Od Redakcji

Oto drugi numer "Rycerza Niepokalanej"!

Wyznamy szczerze, iż zabraliśmy się do wydawania go bez żadnych funduszów; ofiary czcicieli Niepokalanej to jedyny nasz kapitał. Po ludzku więc sądząc, miesięcznik skazany był na zupełne niepowodzenie. A jednak stało się inaczej: ofiary płynęły ustawicznie i dość obficie, tak że mogliśmy już w czasie drukowania pierwszego numeru powiększyć ilość zamówionych egzemplarzy z 3000 na 4000, a następnie dodać jeszcze tysiąc jeden - i tak pierwszy nakład "Rycerza Niepokalanej" ukazał się w [nakładzie] 5000 egzemplarzy [a].

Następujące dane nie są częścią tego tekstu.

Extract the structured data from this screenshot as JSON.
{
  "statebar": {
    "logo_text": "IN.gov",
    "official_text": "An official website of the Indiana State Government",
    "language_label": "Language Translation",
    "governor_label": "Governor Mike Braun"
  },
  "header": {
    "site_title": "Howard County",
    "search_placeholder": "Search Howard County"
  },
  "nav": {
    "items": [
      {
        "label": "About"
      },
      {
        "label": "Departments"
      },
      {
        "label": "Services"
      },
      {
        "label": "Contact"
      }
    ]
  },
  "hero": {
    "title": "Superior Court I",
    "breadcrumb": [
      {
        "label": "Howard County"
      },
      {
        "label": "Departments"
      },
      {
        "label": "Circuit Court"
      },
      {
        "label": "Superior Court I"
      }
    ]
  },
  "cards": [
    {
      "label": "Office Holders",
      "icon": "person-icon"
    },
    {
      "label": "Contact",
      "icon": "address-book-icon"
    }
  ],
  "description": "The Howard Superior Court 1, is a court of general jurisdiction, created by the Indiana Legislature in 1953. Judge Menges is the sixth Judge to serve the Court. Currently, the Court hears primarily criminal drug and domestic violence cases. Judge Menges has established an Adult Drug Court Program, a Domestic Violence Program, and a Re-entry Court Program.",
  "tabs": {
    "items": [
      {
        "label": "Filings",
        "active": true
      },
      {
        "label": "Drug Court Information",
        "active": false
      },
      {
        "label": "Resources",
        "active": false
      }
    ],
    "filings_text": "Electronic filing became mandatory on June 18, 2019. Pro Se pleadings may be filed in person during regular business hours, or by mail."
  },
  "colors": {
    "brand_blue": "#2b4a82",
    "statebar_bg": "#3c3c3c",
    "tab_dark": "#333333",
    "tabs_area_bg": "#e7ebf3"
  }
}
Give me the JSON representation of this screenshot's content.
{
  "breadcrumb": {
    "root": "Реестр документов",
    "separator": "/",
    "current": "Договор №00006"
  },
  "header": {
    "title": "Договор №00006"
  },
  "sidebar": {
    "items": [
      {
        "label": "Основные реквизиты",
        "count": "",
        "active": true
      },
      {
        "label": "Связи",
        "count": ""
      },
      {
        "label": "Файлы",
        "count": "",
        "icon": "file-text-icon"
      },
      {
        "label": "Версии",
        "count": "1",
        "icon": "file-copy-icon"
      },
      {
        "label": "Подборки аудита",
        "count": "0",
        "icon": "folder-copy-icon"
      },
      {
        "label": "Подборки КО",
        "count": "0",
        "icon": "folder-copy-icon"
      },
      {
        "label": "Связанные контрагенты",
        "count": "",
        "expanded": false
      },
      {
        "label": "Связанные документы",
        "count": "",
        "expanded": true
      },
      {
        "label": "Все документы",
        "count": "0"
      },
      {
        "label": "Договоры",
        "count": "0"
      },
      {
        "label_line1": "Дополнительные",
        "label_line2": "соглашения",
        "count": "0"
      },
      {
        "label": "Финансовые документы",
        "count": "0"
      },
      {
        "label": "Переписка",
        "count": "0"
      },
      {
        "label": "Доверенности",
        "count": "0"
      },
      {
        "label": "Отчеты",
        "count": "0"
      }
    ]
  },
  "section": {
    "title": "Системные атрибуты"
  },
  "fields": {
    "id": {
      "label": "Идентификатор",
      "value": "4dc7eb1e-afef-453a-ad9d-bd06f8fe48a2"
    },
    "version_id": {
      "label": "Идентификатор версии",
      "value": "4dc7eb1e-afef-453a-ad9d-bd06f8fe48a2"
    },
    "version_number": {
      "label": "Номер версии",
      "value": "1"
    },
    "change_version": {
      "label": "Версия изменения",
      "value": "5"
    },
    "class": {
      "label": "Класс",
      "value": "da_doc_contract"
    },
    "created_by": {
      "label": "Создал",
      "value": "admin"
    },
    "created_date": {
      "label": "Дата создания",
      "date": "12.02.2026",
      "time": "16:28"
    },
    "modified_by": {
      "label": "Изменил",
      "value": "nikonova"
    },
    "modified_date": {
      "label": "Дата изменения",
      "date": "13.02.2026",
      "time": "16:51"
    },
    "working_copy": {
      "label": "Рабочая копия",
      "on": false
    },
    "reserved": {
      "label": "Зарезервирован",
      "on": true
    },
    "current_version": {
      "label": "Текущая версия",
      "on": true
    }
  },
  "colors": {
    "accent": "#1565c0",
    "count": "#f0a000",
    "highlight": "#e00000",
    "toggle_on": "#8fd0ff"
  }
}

Przypominamy zarazem, że przy hurtownej wyprzedaży (najmniej 10 egz.) dajemy 10% opustu; opust ten będziemy odtąd wypłacać od razu przy wysyłce dodatkowymi numerami.

Wreszcie gorąco prosimy o rozszerzanie naszego pisemka, zwłaszcza wśród klas najbardziej religijnie zaniedbanych - a Niepokalana każdemu, co rękę do tego zbożnego dzieła przyłoży, na pewno sowicie to wynagrodzi.